We created a consensus sequence for multiple species alignments using the following procedure. At each position, one of the IUPAC symbols for the four bases (A, C, G, T) or degenerate symbols representing multiple bases (e.g., W = A or T), is used for the observed nucleotides (see examples in Table 6, positions 1 and 2). If less than half of the sequences have "N"s or gaps ("-"), we ignore those symbols. But if the majority of symbols at a position are "N"s, "-"'s or both, we use "N", "-" or "-" respectively (positions 3–5) For some sequences, if a "N' or gap appears and there are only two sequences in the alignment including the reference genome S. cerevisiae (or D. melanogaster), we use the symbol observed in S. cerevisiae (or D. melanogaster) (Position 6–7).

Table 6 Examples of consensus construction.

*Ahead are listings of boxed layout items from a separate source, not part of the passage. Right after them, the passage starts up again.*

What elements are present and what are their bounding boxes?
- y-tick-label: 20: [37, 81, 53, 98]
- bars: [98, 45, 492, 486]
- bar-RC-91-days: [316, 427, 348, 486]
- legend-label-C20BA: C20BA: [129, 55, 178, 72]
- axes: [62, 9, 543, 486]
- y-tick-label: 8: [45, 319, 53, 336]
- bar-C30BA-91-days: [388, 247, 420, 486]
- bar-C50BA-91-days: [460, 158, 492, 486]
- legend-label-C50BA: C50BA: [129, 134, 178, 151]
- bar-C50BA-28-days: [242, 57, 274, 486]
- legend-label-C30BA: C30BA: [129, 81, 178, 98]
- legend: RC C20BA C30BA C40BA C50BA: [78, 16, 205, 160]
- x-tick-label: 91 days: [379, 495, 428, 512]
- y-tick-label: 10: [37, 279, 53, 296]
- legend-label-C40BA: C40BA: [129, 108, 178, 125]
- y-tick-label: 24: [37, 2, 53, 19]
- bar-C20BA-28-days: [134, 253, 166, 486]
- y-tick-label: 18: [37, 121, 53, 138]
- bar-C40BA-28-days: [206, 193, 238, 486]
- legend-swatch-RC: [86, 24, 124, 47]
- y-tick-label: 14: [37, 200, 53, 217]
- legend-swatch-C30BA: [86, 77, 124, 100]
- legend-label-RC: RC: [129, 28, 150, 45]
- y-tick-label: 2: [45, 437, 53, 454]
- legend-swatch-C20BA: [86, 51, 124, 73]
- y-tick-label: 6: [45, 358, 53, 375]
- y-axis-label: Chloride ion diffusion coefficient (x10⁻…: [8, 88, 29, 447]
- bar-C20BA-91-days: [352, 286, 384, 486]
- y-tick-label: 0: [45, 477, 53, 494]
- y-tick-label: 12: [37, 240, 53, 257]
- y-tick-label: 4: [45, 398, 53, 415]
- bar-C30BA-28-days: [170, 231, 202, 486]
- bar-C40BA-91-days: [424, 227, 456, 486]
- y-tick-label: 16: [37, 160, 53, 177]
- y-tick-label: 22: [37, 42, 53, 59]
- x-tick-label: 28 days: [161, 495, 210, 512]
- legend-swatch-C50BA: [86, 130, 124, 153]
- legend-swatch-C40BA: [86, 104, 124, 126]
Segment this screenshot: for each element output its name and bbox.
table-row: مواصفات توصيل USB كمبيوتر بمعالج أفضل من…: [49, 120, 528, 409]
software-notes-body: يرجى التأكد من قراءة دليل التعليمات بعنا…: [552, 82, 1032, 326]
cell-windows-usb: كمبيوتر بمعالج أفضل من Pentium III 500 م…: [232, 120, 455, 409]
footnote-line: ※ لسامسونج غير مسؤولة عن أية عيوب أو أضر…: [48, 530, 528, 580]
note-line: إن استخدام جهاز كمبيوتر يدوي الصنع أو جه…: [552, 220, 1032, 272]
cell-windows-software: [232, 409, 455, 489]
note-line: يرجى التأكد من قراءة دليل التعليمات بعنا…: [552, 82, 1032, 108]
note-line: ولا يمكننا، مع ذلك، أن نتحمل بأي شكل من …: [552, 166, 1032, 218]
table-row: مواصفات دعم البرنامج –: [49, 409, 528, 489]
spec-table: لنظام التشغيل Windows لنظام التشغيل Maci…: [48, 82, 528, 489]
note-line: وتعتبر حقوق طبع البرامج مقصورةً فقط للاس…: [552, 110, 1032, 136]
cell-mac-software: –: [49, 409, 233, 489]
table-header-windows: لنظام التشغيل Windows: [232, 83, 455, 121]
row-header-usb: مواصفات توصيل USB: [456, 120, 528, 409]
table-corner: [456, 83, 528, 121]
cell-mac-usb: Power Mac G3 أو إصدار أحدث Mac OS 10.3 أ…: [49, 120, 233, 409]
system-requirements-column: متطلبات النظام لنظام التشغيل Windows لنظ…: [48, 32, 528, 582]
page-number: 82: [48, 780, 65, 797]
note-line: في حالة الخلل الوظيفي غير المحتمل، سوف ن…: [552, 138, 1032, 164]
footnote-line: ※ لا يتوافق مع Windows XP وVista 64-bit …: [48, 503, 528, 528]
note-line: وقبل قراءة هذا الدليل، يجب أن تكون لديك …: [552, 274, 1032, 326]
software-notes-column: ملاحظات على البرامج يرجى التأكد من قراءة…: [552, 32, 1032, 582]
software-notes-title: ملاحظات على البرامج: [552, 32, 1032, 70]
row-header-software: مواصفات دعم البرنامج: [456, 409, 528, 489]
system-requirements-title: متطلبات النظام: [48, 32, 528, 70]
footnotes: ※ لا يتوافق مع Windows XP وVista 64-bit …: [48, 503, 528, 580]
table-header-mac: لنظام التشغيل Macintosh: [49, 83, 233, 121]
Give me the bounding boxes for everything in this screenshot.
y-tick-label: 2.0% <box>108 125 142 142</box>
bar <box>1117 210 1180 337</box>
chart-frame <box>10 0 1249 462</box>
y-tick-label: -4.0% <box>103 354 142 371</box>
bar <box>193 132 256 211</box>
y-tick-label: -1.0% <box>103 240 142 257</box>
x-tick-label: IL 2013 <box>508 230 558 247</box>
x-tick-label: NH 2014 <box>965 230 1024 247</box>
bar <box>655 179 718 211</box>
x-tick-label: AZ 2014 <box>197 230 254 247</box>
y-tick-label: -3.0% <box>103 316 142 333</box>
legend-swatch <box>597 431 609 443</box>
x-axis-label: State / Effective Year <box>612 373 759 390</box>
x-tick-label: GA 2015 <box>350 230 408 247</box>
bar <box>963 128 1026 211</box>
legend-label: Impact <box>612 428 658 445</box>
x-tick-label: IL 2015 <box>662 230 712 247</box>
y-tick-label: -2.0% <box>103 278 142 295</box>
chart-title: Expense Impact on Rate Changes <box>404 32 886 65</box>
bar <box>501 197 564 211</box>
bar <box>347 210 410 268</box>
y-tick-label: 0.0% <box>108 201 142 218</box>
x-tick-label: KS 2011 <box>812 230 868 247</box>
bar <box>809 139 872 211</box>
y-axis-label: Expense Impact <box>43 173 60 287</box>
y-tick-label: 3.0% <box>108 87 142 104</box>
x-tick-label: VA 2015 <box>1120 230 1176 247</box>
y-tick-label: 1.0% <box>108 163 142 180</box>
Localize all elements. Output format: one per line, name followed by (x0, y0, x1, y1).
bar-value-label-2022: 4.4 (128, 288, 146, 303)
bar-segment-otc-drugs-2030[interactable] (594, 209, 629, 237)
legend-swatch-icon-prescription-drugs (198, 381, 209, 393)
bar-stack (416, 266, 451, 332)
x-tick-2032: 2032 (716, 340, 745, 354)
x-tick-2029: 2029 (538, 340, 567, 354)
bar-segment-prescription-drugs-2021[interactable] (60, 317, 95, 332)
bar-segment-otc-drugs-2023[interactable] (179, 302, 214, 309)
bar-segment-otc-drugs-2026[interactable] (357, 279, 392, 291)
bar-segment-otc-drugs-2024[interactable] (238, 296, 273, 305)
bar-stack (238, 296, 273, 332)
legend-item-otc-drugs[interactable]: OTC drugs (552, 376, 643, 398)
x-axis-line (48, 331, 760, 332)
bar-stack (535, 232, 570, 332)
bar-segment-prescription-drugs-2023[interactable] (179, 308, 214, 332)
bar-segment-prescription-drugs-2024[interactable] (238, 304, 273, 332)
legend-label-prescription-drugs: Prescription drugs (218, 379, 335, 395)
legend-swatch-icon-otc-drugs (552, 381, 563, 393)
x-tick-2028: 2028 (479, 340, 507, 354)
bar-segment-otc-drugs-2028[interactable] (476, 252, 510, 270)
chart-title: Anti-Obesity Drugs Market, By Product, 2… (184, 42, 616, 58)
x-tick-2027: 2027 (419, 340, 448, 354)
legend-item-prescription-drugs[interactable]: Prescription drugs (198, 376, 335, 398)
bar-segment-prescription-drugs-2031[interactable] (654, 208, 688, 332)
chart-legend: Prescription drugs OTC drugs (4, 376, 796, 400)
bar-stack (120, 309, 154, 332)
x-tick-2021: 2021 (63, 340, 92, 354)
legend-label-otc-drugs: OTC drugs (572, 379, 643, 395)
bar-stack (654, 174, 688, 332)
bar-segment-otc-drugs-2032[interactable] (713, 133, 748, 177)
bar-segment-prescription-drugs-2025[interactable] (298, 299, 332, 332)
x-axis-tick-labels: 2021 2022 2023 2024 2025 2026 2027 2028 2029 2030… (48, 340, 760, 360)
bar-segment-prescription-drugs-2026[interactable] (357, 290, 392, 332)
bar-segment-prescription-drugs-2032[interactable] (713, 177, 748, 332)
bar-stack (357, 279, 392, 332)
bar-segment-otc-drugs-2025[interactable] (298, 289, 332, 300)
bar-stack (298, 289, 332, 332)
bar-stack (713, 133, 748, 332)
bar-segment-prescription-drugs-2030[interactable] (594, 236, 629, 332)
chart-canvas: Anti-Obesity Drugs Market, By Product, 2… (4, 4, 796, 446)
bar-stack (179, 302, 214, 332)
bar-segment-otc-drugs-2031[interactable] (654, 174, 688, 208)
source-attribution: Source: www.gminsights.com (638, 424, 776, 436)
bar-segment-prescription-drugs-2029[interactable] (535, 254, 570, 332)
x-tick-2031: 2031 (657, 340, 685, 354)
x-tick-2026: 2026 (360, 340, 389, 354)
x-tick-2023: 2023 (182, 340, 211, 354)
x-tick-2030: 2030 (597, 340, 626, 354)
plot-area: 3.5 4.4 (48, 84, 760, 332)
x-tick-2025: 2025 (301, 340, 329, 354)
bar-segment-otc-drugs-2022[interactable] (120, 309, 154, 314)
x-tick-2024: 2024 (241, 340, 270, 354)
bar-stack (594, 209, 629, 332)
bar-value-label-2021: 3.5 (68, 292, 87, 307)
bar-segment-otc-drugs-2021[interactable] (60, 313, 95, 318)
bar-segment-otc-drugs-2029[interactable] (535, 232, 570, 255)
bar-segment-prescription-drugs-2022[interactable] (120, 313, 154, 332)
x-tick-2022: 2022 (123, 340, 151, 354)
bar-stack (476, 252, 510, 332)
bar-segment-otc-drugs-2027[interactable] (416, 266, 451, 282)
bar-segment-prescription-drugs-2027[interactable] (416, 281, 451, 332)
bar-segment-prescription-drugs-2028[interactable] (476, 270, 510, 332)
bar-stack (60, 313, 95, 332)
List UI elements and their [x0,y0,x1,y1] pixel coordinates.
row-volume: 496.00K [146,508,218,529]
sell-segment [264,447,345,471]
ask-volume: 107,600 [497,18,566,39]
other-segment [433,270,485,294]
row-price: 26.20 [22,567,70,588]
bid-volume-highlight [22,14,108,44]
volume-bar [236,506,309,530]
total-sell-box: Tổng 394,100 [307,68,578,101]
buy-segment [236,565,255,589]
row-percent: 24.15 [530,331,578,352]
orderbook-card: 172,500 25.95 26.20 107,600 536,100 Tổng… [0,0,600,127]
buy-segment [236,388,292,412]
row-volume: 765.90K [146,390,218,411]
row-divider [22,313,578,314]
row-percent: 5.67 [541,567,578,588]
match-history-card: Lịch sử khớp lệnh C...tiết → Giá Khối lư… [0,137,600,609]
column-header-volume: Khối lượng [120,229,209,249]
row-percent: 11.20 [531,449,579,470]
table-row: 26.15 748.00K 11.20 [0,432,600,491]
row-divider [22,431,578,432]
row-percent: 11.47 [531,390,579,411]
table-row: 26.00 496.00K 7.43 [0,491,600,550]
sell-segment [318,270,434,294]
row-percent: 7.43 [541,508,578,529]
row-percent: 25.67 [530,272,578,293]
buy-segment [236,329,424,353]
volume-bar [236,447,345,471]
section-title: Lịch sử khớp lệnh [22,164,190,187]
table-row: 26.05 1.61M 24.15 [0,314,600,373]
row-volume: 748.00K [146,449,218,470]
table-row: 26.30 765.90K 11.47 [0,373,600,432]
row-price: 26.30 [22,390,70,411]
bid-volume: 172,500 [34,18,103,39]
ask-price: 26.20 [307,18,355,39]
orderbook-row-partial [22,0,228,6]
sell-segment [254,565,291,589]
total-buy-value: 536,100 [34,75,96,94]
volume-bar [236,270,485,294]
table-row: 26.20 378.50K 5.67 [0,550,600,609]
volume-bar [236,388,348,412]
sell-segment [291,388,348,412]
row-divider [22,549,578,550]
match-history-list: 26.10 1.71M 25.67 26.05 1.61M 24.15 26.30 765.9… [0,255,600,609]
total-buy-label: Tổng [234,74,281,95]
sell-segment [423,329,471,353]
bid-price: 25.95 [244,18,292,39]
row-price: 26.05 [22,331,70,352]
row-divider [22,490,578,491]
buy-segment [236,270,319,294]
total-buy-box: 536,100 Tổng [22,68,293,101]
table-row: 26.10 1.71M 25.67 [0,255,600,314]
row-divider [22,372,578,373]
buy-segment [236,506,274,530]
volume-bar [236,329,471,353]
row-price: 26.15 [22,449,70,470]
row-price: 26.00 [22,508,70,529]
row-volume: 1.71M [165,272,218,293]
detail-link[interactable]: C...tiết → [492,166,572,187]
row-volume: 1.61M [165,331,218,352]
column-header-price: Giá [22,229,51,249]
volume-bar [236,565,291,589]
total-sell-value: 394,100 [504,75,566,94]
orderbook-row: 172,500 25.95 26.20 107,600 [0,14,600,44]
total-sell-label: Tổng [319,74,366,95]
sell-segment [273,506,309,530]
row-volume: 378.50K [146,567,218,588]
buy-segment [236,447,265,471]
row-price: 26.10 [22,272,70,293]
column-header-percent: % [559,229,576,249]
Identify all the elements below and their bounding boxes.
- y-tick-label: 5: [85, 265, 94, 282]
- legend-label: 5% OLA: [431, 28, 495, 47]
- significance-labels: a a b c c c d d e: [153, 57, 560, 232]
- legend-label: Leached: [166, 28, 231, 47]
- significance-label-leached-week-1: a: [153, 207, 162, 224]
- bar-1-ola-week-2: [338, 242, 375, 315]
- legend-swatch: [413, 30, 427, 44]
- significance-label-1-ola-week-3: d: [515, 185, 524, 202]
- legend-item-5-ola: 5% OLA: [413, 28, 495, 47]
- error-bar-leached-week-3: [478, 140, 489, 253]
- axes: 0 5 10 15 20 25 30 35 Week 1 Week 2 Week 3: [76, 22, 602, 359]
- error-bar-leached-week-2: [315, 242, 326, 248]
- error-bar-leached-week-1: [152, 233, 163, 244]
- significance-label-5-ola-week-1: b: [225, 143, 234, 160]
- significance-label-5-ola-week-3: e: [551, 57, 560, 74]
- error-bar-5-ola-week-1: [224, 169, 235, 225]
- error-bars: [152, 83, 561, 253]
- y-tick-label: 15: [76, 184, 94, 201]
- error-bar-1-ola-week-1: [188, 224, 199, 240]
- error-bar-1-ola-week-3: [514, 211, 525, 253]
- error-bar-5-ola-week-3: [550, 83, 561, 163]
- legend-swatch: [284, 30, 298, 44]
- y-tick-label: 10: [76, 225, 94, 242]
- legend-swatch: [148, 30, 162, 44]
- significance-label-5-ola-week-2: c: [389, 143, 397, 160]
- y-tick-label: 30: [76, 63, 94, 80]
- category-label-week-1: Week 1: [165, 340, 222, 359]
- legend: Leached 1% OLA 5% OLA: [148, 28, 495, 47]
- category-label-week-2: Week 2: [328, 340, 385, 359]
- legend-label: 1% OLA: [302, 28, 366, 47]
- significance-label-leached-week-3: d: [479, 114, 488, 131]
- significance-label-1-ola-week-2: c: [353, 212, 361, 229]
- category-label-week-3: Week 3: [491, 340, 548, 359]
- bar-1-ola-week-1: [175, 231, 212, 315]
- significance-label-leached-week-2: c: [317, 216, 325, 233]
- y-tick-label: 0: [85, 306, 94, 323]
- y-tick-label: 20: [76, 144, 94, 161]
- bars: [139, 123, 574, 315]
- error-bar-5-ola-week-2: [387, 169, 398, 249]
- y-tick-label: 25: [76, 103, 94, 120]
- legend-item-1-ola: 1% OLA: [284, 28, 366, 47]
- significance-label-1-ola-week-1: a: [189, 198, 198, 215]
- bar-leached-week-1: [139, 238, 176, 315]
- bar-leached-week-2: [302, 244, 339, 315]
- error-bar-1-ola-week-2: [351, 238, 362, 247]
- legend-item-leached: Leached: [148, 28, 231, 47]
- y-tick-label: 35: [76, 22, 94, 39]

c-REDUCE results were obtained by running the REDUCE program, provided by the authors [4], on the multiple species consensus sequences. The program evaluates all oligos, including those with degenerate symbols (in c-REDUCE), for significant correlation across all genes between the counts of the oligo in a gene promoter and the experimental values (e.g., gene expression or TF binding enrichment) for that gene. We examine oligos 5–7 base pairs long for both c-REDUCE and f-REDUCE. Because of the large number of oligos with degenerate symbols, we only test oligos with at least 10 counts and at most two degenerate symbols in c-REDUCE. Methods for finding multiple oligos and for determining statistical significance are described in [4]. Any oligos with gaps due to the alignment were not considered in the analysis.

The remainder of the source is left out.